I am delighted to host Pastor Zamora at Caffeinated Thoughts. Pastor Zamora is a missionary with 25 years of experience planting churches in Peru, Ecuador, and Chile. He is currently establishing an institute in Peru to train Latin Americans to be missionaries as well. He’s also the author of Walking Man: A Modern Missions Experience in Latin America.
By Narciso Zamora
I would like to share with you a little about a subject that I am often sensitive about, though I’m not sure there is any reason I should be. In my debut book, Walking Man: A Modern Missions Experience in Latin America, I dedicate about two chapters to my life before accepting Christ. I don’t go into a whole lot of detail, but there’s no doubt in the reader’s mind that I was a delinquent. For a short but sad era, I made my living from my dull wits and nothing better occurred to me than to steal and cheat my way into a meal and a place to stay.

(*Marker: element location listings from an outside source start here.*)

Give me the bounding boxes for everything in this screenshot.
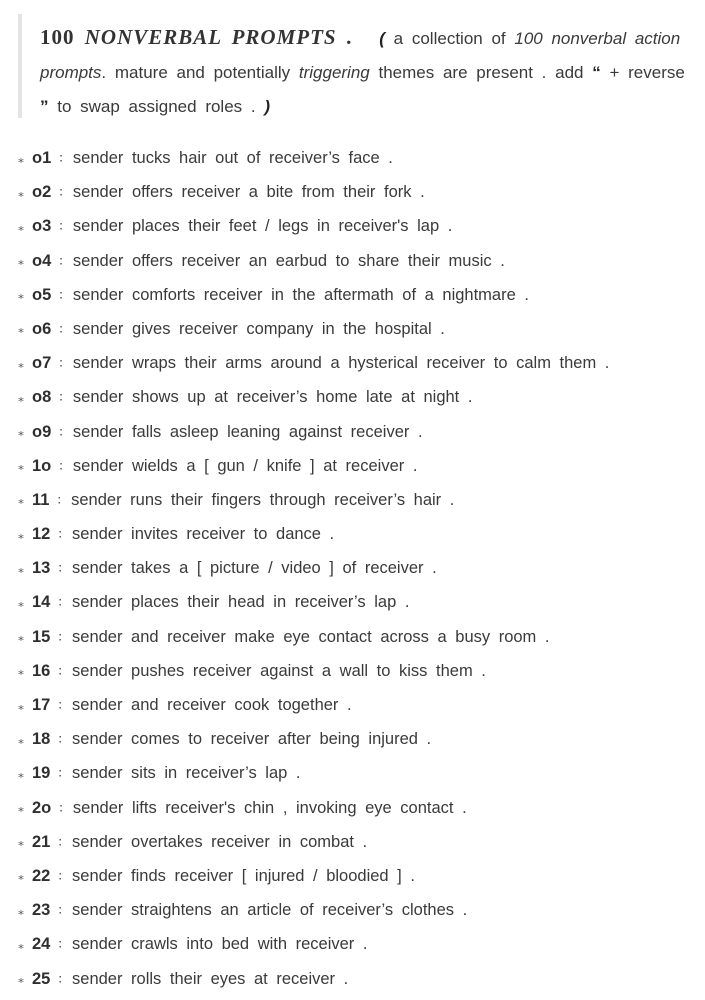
- asterisk-bullet-icon: ⁎: [18, 185, 24, 200]
- list-item: [18, 175, 698, 209]
- prompt-text: sender finds receiver [ injured / bloodied ] .: [72, 866, 415, 885]
- colon-separator: ∶: [59, 286, 63, 303]
- list-item: [18, 449, 698, 483]
- prompt-text: sender straightens an article of receiver’s clothes .: [72, 901, 468, 920]
- prompt-text: sender takes a [ picture / video ] of receiver .: [72, 559, 437, 578]
- asterisk-bullet-icon: ⁎: [18, 595, 24, 610]
- colon-separator: ∶: [58, 560, 63, 577]
- prompt-number: 24: [32, 935, 51, 954]
- list-item: [18, 927, 698, 961]
- list-item: [18, 209, 698, 243]
- colon-separator: ∶: [58, 970, 63, 987]
- list-item: [18, 962, 698, 996]
- colon-separator: ∶: [59, 252, 63, 269]
- prompt-text: sender wields a [ gun / knife ] at receiver .: [72, 456, 418, 475]
- prompt-text: sender crawls into bed with receiver .: [72, 935, 368, 954]
- prompt-text: sender falls asleep leaning against receiver .: [72, 422, 423, 441]
- asterisk-bullet-icon: ⁎: [18, 459, 24, 474]
- prompt-number: 13: [32, 559, 51, 578]
- colon-separator: ∶: [59, 150, 63, 166]
- prompt-text: sender runs their fingers through receiver’s hair .: [71, 490, 455, 509]
- list-item: [18, 620, 698, 654]
- list-item: [18, 346, 698, 380]
- prompt-text: sender and receiver cook together .: [72, 696, 352, 714]
- colon-separator: ∶: [58, 662, 63, 679]
- list-item: [18, 585, 698, 619]
- intro-text-3: themes are present . add: [378, 63, 584, 82]
- prompt-number: 17: [32, 696, 51, 714]
- colon-separator: ∶: [58, 867, 63, 884]
- prompt-text: sender pushes receiver against a wall to kiss them .: [72, 661, 486, 680]
- asterisk-bullet-icon: ⁎: [18, 698, 24, 713]
- close-quote: ”: [40, 97, 49, 116]
- asterisk-bullet-icon: ⁎: [18, 356, 24, 371]
- list-item: [18, 483, 698, 517]
- prompt-number: o7: [32, 354, 52, 373]
- asterisk-bullet-icon: ⁎: [18, 835, 24, 850]
- list-item: [18, 859, 698, 893]
- colon-separator: ∶: [59, 355, 63, 372]
- prompt-text: sender places their feet / legs in receiver's lap .: [72, 217, 453, 236]
- prompt-number: 25: [32, 969, 51, 988]
- prompt-text: sender lifts receiver's chin , invoking eye contact .: [72, 798, 467, 817]
- prompt-number: 19: [32, 764, 51, 783]
- title-text: NONVERBAL PROMPTS .: [84, 25, 354, 49]
- list-item: [18, 654, 698, 688]
- colon-separator: ∶: [59, 457, 63, 474]
- colon-separator: ∶: [58, 731, 63, 748]
- asterisk-bullet-icon: ⁎: [18, 972, 24, 987]
- colon-separator: ∶: [59, 320, 63, 337]
- asterisk-bullet-icon: ⁎: [18, 869, 24, 884]
- list-item: [18, 380, 698, 414]
- list-item: [18, 688, 698, 722]
- list-item: [18, 312, 698, 346]
- prompt-number: o4: [32, 251, 52, 270]
- list-item: [18, 278, 698, 312]
- asterisk-bullet-icon: ⁎: [18, 288, 24, 303]
- asterisk-bullet-icon: ⁎: [18, 527, 24, 542]
- list-item: [18, 825, 698, 859]
- prompt-text: sender offers receiver an earbud to share their music .: [72, 251, 505, 270]
- prompt-number: o6: [32, 319, 52, 338]
- asterisk-bullet-icon: ⁎: [18, 425, 24, 440]
- prompt-number: 23: [32, 901, 51, 920]
- colon-separator: ∶: [59, 799, 63, 816]
- prompt-text: sender gives receiver company in the hospital .: [72, 319, 445, 338]
- asterisk-bullet-icon: ⁎: [18, 219, 24, 234]
- colon-separator: ∶: [58, 697, 63, 713]
- list-item: [18, 756, 698, 790]
- list-item: [18, 244, 698, 278]
- asterisk-bullet-icon: ⁎: [18, 630, 24, 645]
- prompt-text: sender overtakes receiver in combat .: [72, 832, 368, 851]
- prompt-text: sender invites receiver to dance .: [72, 525, 335, 544]
- asterisk-bullet-icon: ⁎: [18, 766, 24, 781]
- prompt-number: 11: [32, 490, 50, 509]
- prompt-number: 21: [32, 832, 51, 851]
- asterisk-bullet-icon: ⁎: [18, 561, 24, 576]
- page-title: [40, 25, 353, 49]
- prompt-list: [18, 141, 698, 996]
- prompt-number: 18: [32, 730, 51, 749]
- prompt-number: 16: [32, 661, 51, 680]
- prompt-number: o1: [32, 149, 52, 167]
- colon-separator: ∶: [59, 423, 63, 440]
- prompt-number: 22: [32, 866, 51, 885]
- prompt-number: o8: [32, 388, 52, 407]
- asterisk-bullet-icon: ⁎: [18, 254, 24, 269]
- colon-separator: ∶: [59, 184, 63, 201]
- prompt-number: 12: [32, 525, 51, 544]
- intro-text-2: . mature and potentially: [101, 63, 291, 82]
- colon-separator: ∶: [59, 218, 63, 235]
- prompt-text: sender and receiver make eye contact across a busy room .: [72, 627, 550, 646]
- prompt-text: sender sits in receiver’s lap .: [72, 764, 301, 783]
- prompt-text: sender comforts receiver in the aftermath of a nightmare .: [72, 285, 529, 304]
- colon-separator: ∶: [59, 389, 63, 406]
- prompt-number: 2o: [32, 798, 52, 817]
- list-item: [18, 551, 698, 585]
- asterisk-bullet-icon: ⁎: [18, 732, 24, 747]
- title-number: 100: [40, 25, 75, 49]
- asterisk-bullet-icon: ⁎: [18, 493, 24, 508]
- colon-separator: ∶: [58, 594, 63, 611]
- prompt-text: sender wraps their arms around a hysterical receiver to calm them .: [72, 354, 610, 373]
- colon-separator: ∶: [58, 833, 63, 850]
- colon-separator: ∶: [58, 936, 63, 953]
- colon-separator: ∶: [58, 628, 63, 645]
- list-item: [18, 415, 698, 449]
- intro-text-4: to swap assigned roles .: [57, 97, 256, 116]
- colon-separator: ∶: [58, 765, 63, 782]
- intro-italic-2: triggering: [298, 63, 370, 82]
- list-item: [18, 141, 698, 175]
- colon-separator: ∶: [58, 526, 63, 543]
- open-paren: (: [379, 29, 385, 48]
- prompt-number: 14: [32, 593, 51, 612]
- prompt-number: o9: [32, 422, 52, 441]
- prompt-text: sender places their head in receiver’s lap .: [72, 593, 410, 612]
- reverse-keyword: + reverse: [609, 63, 685, 82]
- colon-separator: ∶: [57, 491, 62, 508]
- prompt-number: o3: [32, 217, 52, 236]
- prompt-number: 15: [32, 627, 51, 646]
- intro-italic-1: 100 nonverbal action prompts: [40, 29, 681, 82]
- prompt-text: sender shows up at receiver’s home late at night .: [72, 388, 473, 407]
- list-item: [18, 517, 698, 551]
- asterisk-bullet-icon: ⁎: [18, 322, 24, 337]
- prompt-text: sender comes to receiver after being injured .: [72, 730, 432, 749]
- asterisk-bullet-icon: ⁎: [18, 937, 24, 952]
- open-quote: “: [592, 63, 601, 82]
- asterisk-bullet-icon: ⁎: [18, 390, 24, 405]
- list-item: [18, 791, 698, 825]
- prompt-number: o5: [32, 285, 52, 304]
- prompt-text: sender tucks hair out of receiver’s face .: [72, 149, 393, 167]
- prompt-text: sender offers receiver a bite from their fork .: [72, 183, 425, 202]
- asterisk-bullet-icon: ⁎: [18, 903, 24, 918]
- asterisk-bullet-icon: ⁎: [18, 801, 24, 816]
- close-paren: ): [264, 97, 271, 116]
- asterisk-bullet-icon: ⁎: [18, 151, 24, 166]
- intro-block: [18, 14, 688, 118]
- colon-separator: ∶: [58, 902, 63, 919]
- list-item: [18, 722, 698, 756]
- prompt-number: o2: [32, 183, 52, 202]
- prompt-text: sender rolls their eyes at receiver .: [72, 969, 349, 988]
- prompt-number: 1o: [32, 456, 52, 475]
- asterisk-bullet-icon: ⁎: [18, 664, 24, 679]
- intro-text-1: a collection of: [393, 29, 506, 48]
- list-item: [18, 893, 698, 927]
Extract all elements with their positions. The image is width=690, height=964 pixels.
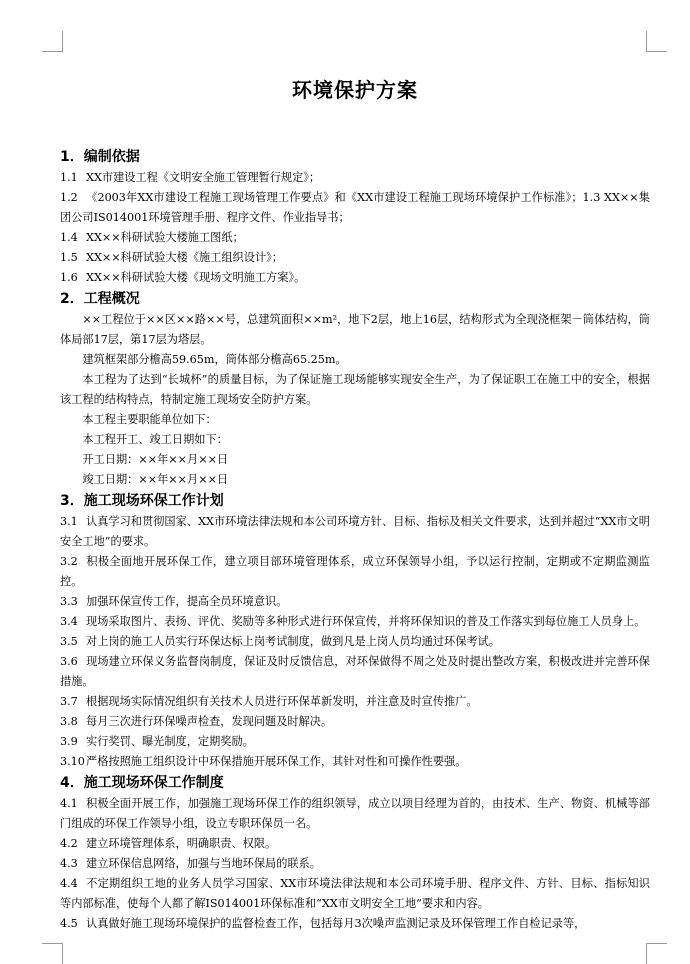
list-item — [60, 732, 650, 752]
item-text: 对上岗的施工人员实行环保达标上岗考试制度，做到凡是上岗人员均通过环保考试。 — [86, 635, 500, 648]
paragraph: 本工程开工、竣工日期如下： — [82, 433, 228, 446]
crop-mark-bottom-left — [42, 943, 63, 964]
section-heading: 1．编制依据 — [60, 149, 140, 165]
list-item — [60, 874, 650, 914]
item-number: 3.9 — [60, 735, 78, 748]
item-number: 4.3 — [60, 857, 78, 870]
list-item — [60, 854, 650, 874]
item-number: 3.5 — [60, 635, 78, 648]
list-item — [60, 632, 650, 652]
section-heading: 4．施工现场环保工作制度 — [60, 775, 224, 791]
crop-mark-top-left — [42, 31, 63, 52]
paragraph: 本工程为了达到“长城杯”的质量目标，为了保证施工现场能够实现安全生产，为了保证职工在施工中的安全，根据该工程的结构特点，特制定施工现场安全防护方案。 — [60, 373, 650, 406]
list-item — [60, 794, 650, 834]
item-number: 4.4 — [60, 877, 78, 890]
item-number: 4.5 — [60, 917, 78, 930]
list-item — [60, 552, 650, 592]
item-text: XX市建设工程《文明安全施工管理暂行规定》； — [86, 171, 321, 184]
list-item — [60, 834, 650, 854]
list-item — [60, 652, 650, 692]
item-text: 实行奖罚、曝光制度，定期奖励。 — [86, 735, 254, 748]
item-number: 3.2 — [60, 555, 78, 568]
list-item — [60, 592, 650, 612]
paragraph: 开工日期：××年××月××日 — [82, 453, 229, 466]
item-number: 3.6 — [60, 655, 78, 668]
section-heading: 3．施工现场环保工作计划 — [60, 493, 224, 509]
item-number: 4.2 — [60, 837, 78, 850]
item-text: 严格按照施工组织设计中环保措施开展环保工作，其针对性和可操作性要强。 — [86, 755, 467, 768]
crop-mark-bottom-right — [646, 943, 667, 964]
list-item — [60, 914, 650, 934]
list-item — [60, 692, 650, 712]
list-item — [60, 188, 650, 228]
document-body — [60, 146, 650, 934]
item-number: 1.6 — [60, 271, 78, 284]
item-text: 认真做好施工现场环境保护的监督检查工作，包括每月3次噪声监测记录及环保管理工作自检记录等， — [86, 917, 586, 930]
item-text: 现场采取图片、表扬、评优、奖励等多种形式进行环保宣传，并将环保知识的普及工作落实到每位施工人员身上。 — [86, 615, 646, 628]
list-item — [60, 512, 650, 552]
item-number: 1.4 — [60, 231, 78, 244]
paragraph: ××工程位于××区××路××号，总建筑面积××m²，地下2层，地上16层，结构形式为全现浇框架－筒体结构，筒体局部17层，第17层为塔层。 — [60, 313, 650, 346]
paragraph: 竣工日期：××年××月××日 — [82, 473, 229, 486]
item-number: 3.3 — [60, 595, 78, 608]
item-text: 《2003年XX市建设工程施工现场管理工作要点》和《XX市建设工程施工现场环境保护工作标准》；1.3 XX××集团公司IS014001环境管理手册、程序文件、作业指导书； — [60, 191, 650, 224]
item-text: 根据现场实际情况组织有关技术人员进行环保革新发明，并注意及时宣传推广。 — [86, 695, 478, 708]
item-text: 每月三次进行环保噪声检查，发现问题及时解决。 — [86, 715, 333, 728]
item-number: 3.4 — [60, 615, 78, 628]
item-number: 1.1 — [60, 171, 78, 184]
section-heading: 2．工程概况 — [60, 291, 140, 307]
item-number: 3.8 — [60, 715, 78, 728]
item-text: 不定期组织工地的业务人员学习国家、XX市环境法律法规和本公司环境手册、程序文件、方针、目标、指标知识等内部标准，使每个人都了解IS014001环保标准和“XX市文明安全工地”要求和内容。 — [60, 877, 650, 910]
crop-mark-top-right — [646, 31, 667, 52]
list-item — [60, 168, 650, 188]
item-text: 加强环保宣传工作，提高全员环境意识。 — [86, 595, 288, 608]
item-number: 3.1 — [60, 515, 78, 528]
item-number: 3.10 — [60, 755, 85, 768]
list-item — [60, 752, 650, 772]
item-text: XX××科研试验大楼施工图纸； — [86, 231, 244, 244]
item-text: XX××科研试验大楼《现场文明施工方案》。 — [86, 271, 306, 284]
list-item — [60, 712, 650, 732]
item-text: 建立环境管理体系，明确职责、权限。 — [86, 837, 277, 850]
item-text: XX××科研试验大楼《施工组织设计》； — [86, 251, 283, 264]
list-item — [60, 248, 650, 268]
paragraph: 本工程主要职能单位如下： — [82, 413, 217, 426]
item-text: 积极全面地开展环保工作，建立项目部环境管理体系，成立环保领导小组，予以运行控制，定期或不定期监测监控。 — [60, 555, 650, 588]
item-number: 4.1 — [60, 797, 78, 810]
paragraph: 建筑框架部分檐高59.65m，筒体部分檐高65.25m。 — [82, 353, 347, 366]
list-item — [60, 268, 650, 288]
document-title: 环境保护方案 — [292, 78, 418, 102]
item-text: 现场建立环保义务监督岗制度，保证及时反馈信息，对环保做得不周之处及时提出整改方案，积极改进并完善环保措施。 — [60, 655, 650, 688]
item-text: 建立环保信息网络，加强与当地环保局的联系。 — [86, 857, 321, 870]
item-number: 1.2 — [60, 191, 78, 204]
list-item — [60, 228, 650, 248]
item-text: 认真学习和贯彻国家、XX市环境法律法规和本公司环境方针、目标、指标及相关文件要求，达到并超过“XX市文明安全工地”的要求。 — [60, 515, 650, 548]
list-item — [60, 612, 650, 632]
item-number: 3.7 — [60, 695, 78, 708]
item-text: 积极全面开展工作，加强施工现场环保工作的组织领导，成立以项目经理为首的，由技术、生产、物资、机械等部门组成的环保工作领导小组，设立专职环保员一名。 — [60, 797, 650, 830]
item-number: 1.5 — [60, 251, 78, 264]
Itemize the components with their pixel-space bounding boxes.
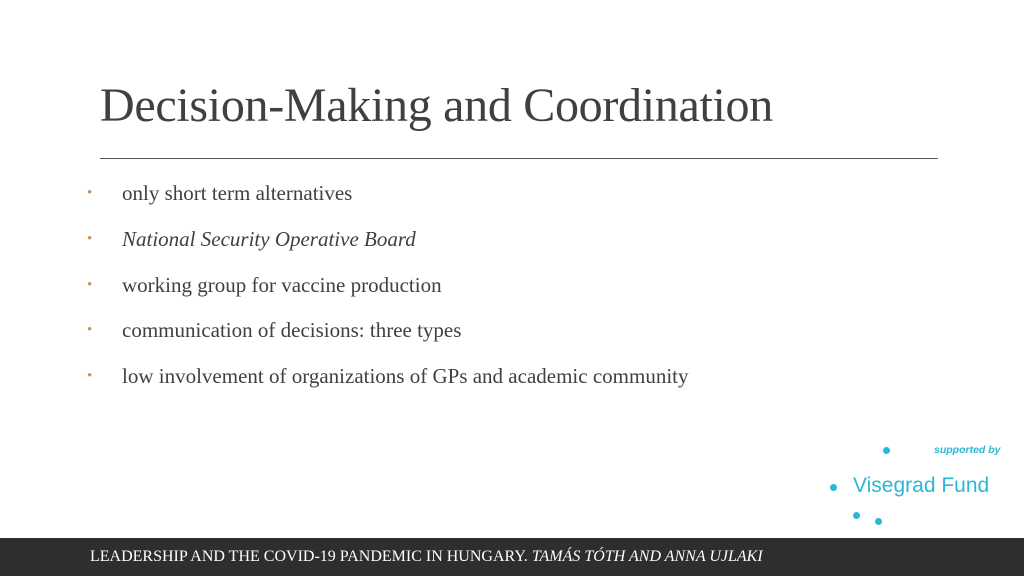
bullet-list [87,181,689,410]
visegrad-fund-logo [820,438,1020,536]
logo-dot-icon [830,484,837,491]
footer-text [90,548,763,566]
bullet-text: National Security Operative Board [122,226,416,251]
bullet-marker: • [87,185,93,201]
fund-name: Visegrad Fund [853,474,990,497]
bullet-text: only short term alternatives [122,181,353,205]
bullet-item [87,273,689,319]
bullet-item [87,227,689,273]
bullet-item [87,181,689,227]
bullet-text: working group for vaccine production [122,272,442,297]
bullet-text: communication of decisions: three types [122,318,462,343]
bullet-marker: • [87,368,93,385]
footer-authors: TAMÁS TÓTH AND ANNA UJLAKI [531,548,763,565]
bullet-marker: • [87,230,93,247]
logo-dot-icon [853,512,860,519]
footer-bar [0,538,1024,576]
slide-title: Decision-Making and Coordination [100,79,773,132]
logo-dot-icon [875,518,882,525]
supported-by-label: supported by [934,444,1001,456]
title-divider [100,158,938,159]
bullet-marker: • [87,276,93,293]
footer-title: LEADERSHIP AND THE COVID-19 PANDEMIC IN HUNGARY. [90,548,532,565]
bullet-text: low involvement of organizations of GPs and academic community [122,364,689,389]
bullet-item [87,318,689,364]
bullet-item [87,364,689,410]
logo-dot-icon [883,447,890,454]
bullet-marker: • [87,322,93,339]
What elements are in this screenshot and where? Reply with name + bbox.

I sometimes feel ashamed of this past, but I have seen over and over again how God has used my past to help me relate to young people today who need to be saved from a life of delinquency. I wonder often if people I meet could know what I used to be and if it would hurt my ministry. And for those who have or will read Walking Man, will a shadow of doubt be left in their minds about the kind of person I am? After all, can a leopard change his spots?
Well, no, but Christ can change us. The Apostle Paul said, “…be transformed by the renewing of your mind” Romans 12:2. And he knew as well as any other that a total and permanent life transformation is possible, but I would assert that it rarely happens overnight. When I came to know God at that tiny church in the Amazon jungle, I know that I was immediately different although God had been working on me for some months to change my desires – even though I hadn’t accepted Christ yet. However, there was much work to be done for my life to bring glory to God.
Praise God I am a different man. I try to live without regret. Every once in a while Satan will sit on my shoulder and try to make me feel inadequate because of who I was, but then God whispers to me that He has given me beauty for the ashes of my life. In my imperfection, He has created perfection.
I am glad to be able to offer advice to young people from the perspective of real-life experience. That’s not to say that someone who never went deep into moral sin can’t offer good advice. There are really two opposite scenarios: the person who has made all the right moves by accepting Christ early and staying out of trouble and the person who has come to the end of his rope, messed up royally and had to be dug out of the ditch by grace. Both have something to offer others. Both perspectives are needed. I can offer the latter, but I praise God that both my boys, who are young men now, have walked the first path I described.
I would wish the first path for all my Christian brothers and sisters.
Thank you for this opportunity to share with you. I invite your comments and suggestions on what you think about whether a person’s jaded past is a help or hindrance to their witness and their own spiritual walk. Could you attend church where the pastor was a former convict or drug addict? What about a pastor who had a violent crime on his record as a young person? Can human trust reach as far as God’s grace? Let me know what you think!